By Associated Press - Friday, January 20, 2017

CHICAGO (AP) - An expanded background-checks policy has led the University of Illinois to withdraw 11 job offers across its three campuses over the past year.

The university board approved the expanded policy November 2015, The News-Gazette (https://bit.ly/2jfldo8 ) reported. From then until October 2016, the university has conducted nearly 12,000 background checks.

The university had about 80,000 job applicants in that period. Background checks aren’t conducted for every applicant, only after a job offer has been made and accepted.

Trustee Patrick Fitzgerald said among the cases of applicants turned down were candidates who would have had contact with children in their jobs and had been convicted on child endangerment or weapons charges.

“We’re talking about nontrivial issues,” Fitzgerald said.

Nine of the applicants turned down were in Chicago, while the other two were at the Urbana campus. University officials said only one of those was for a potential faculty member, and the rest were civil service or other positions.

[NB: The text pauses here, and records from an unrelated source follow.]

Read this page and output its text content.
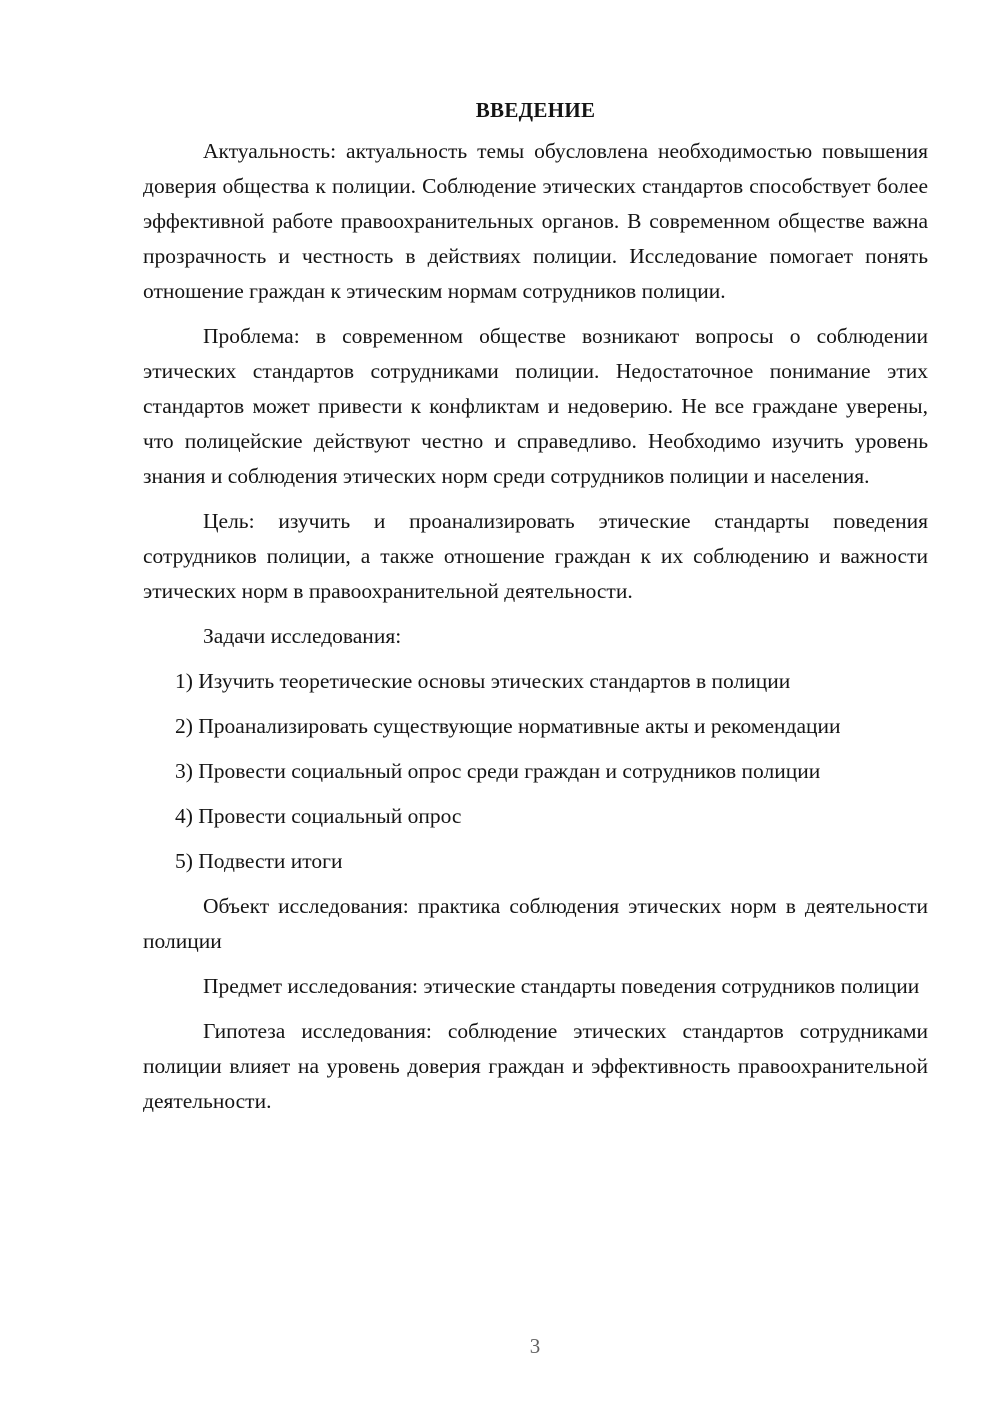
ВВЕДЕНИЕ

Актуальность: актуальность темы обусловлена необходимостью повышения доверия общества к полиции. Соблюдение этических стандартов способствует более эффективной работе правоохранительных органов. В современном обществе важна прозрачность и честность в действиях полиции. Исследование помогает понять отношение граждан к этическим нормам сотрудников полиции.

Проблема: в современном обществе возникают вопросы о соблюдении этических стандартов сотрудниками полиции. Недостаточное понимание этих стандартов может привести к конфликтам и недоверию. Не все граждане уверены, что полицейские действуют честно и справедливо. Необходимо изучить уровень знания и соблюдения этических норм среди сотрудников полиции и населения.

Цель: изучить и проанализировать этические стандарты поведения сотрудников полиции, а также отношение граждан к их соблюдению и важности этических норм в правоохранительной деятельности.

Задачи исследования:

1) Изучить теоретические основы этических стандартов в полиции

2) Проанализировать существующие нормативные акты и рекомендации

3) Провести социальный опрос среди граждан и сотрудников полиции

4) Провести социальный опрос

5) Подвести итоги

Объект исследования: практика соблюдения этических норм в деятельности полиции

Предмет исследования: этические стандарты поведения сотрудников полиции

Гипотеза исследования: соблюдение этических стандартов сотрудниками полиции влияет на уровень доверия граждан и эффективность правоохранительной деятельности.

3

The total cost of the background checks is about $456,500, with the average ranging from $25 for employees at the university system level to $41 at Urbana.

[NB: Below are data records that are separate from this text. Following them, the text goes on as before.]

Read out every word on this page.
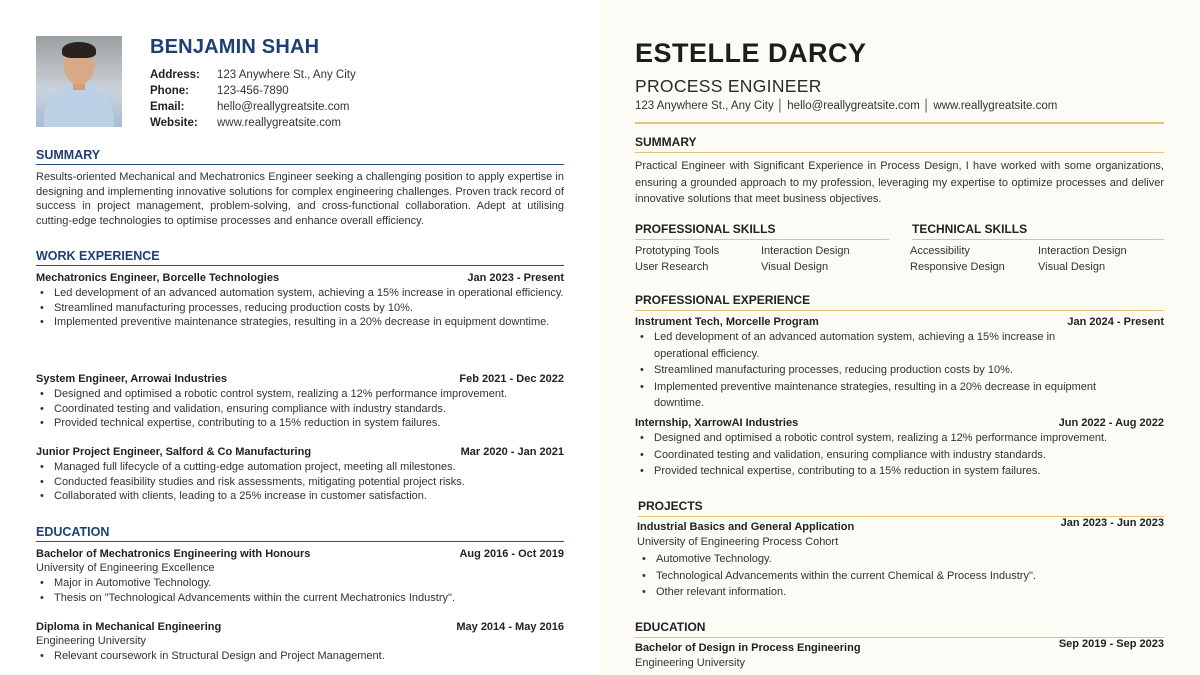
BENJAMIN SHAH
Address:	123 Anywhere St., Any City
Phone:	123-456-7890
Email:	hello@reallygreatsite.com
Website:	www.reallygreatsite.com
SUMMARY
Results-oriented Mechanical and Mechatronics Engineer seeking a challenging position to apply expertise in designing and implementing innovative solutions for complex engineering challenges. Proven track record of success in project management, problem-solving, and cross-functional collaboration. Adept at utilising cutting-edge technologies to optimise processes and enhance overall efficiency.
WORK EXPERIENCE
Mechatronics Engineer, Borcelle Technologies	Jan 2023 - Present
• Led development of an advanced automation system, achieving a 15% increase in operational efficiency.
• Streamlined manufacturing processes, reducing production costs by 10%.
• Implemented preventive maintenance strategies, resulting in a 20% decrease in equipment downtime.
System Engineer, Arrowai Industries	Feb 2021 - Dec 2022
• Designed and optimised a robotic control system, realizing a 12% performance improvement.
• Coordinated testing and validation, ensuring compliance with industry standards.
• Provided technical expertise, contributing to a 15% reduction in system failures.
Junior Project Engineer, Salford & Co Manufacturing	Mar 2020 - Jan 2021
• Managed full lifecycle of a cutting-edge automation project, meeting all milestones.
• Conducted feasibility studies and risk assessments, mitigating potential project risks.
• Collaborated with clients, leading to a 25% increase in customer satisfaction.
EDUCATION
Bachelor of Mechatronics Engineering with Honours	Aug 2016 - Oct 2019
University of Engineering Excellence
• Major in Automotive Technology.
• Thesis on "Technological Advancements within the current Mechatronics Industry".
Diploma in Mechanical Engineering	May 2014 - May 2016
Engineering University
• Relevant coursework in Structural Design and Project Management.
ESTELLE DARCY
PROCESS ENGINEER
123 Anywhere St., Any City │ hello@reallygreatsite.com │ www.reallygreatsite.com
SUMMARY
Practical Engineer with Significant Experience in Process Design, I have worked with some organizations, ensuring a grounded approach to my profession, leveraging my expertise to optimize processes and deliver innovative solutions that meet business objectives.
PROFESSIONAL SKILLS
Prototyping Tools	Interaction Design
User Research	Visual Design
TECHNICAL SKILLS
Accessibility	Interaction Design
Responsive Design	Visual Design
PROFESSIONAL EXPERIENCE
Instrument Tech, Morcelle Program	Jan 2024 - Present
• Led development of an advanced automation system, achieving a 15% increase in operational efficiency.
• Streamlined manufacturing processes, reducing production costs by 10%.
• Implemented preventive maintenance strategies, resulting in a 20% decrease in equipment downtime.
Internship, XarrowAI Industries	Jun 2022 - Aug 2022
• Designed and optimised a robotic control system, realizing a 12% performance improvement.
• Coordinated testing and validation, ensuring compliance with industry standards.
• Provided technical expertise, contributing to a 15% reduction in system failures.
PROJECTS
Industrial Basics and General Application	Jan 2023 - Jun 2023
University of Engineering Process Cohort
• Automotive Technology.
• Technological Advancements within the current Chemical & Process Industry".
• Other relevant information.
EDUCATION
Bachelor of Design in Process Engineering	Sep 2019 - Sep 2023
Engineering University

Some positions require a more extensive check, said Jami Painter, assistant vice president for human relations. The university’s vendor, The General Information Services, based in South Carolina, goes back seven years. But checking out a candidate who has moved in that period, or resides outside Illinois, will cost more, Painter said.

Trustee Jill Smart said taxpayers might see the price tag as too high for a system that caught only a few cases, but she said that missing just one would be even more costly.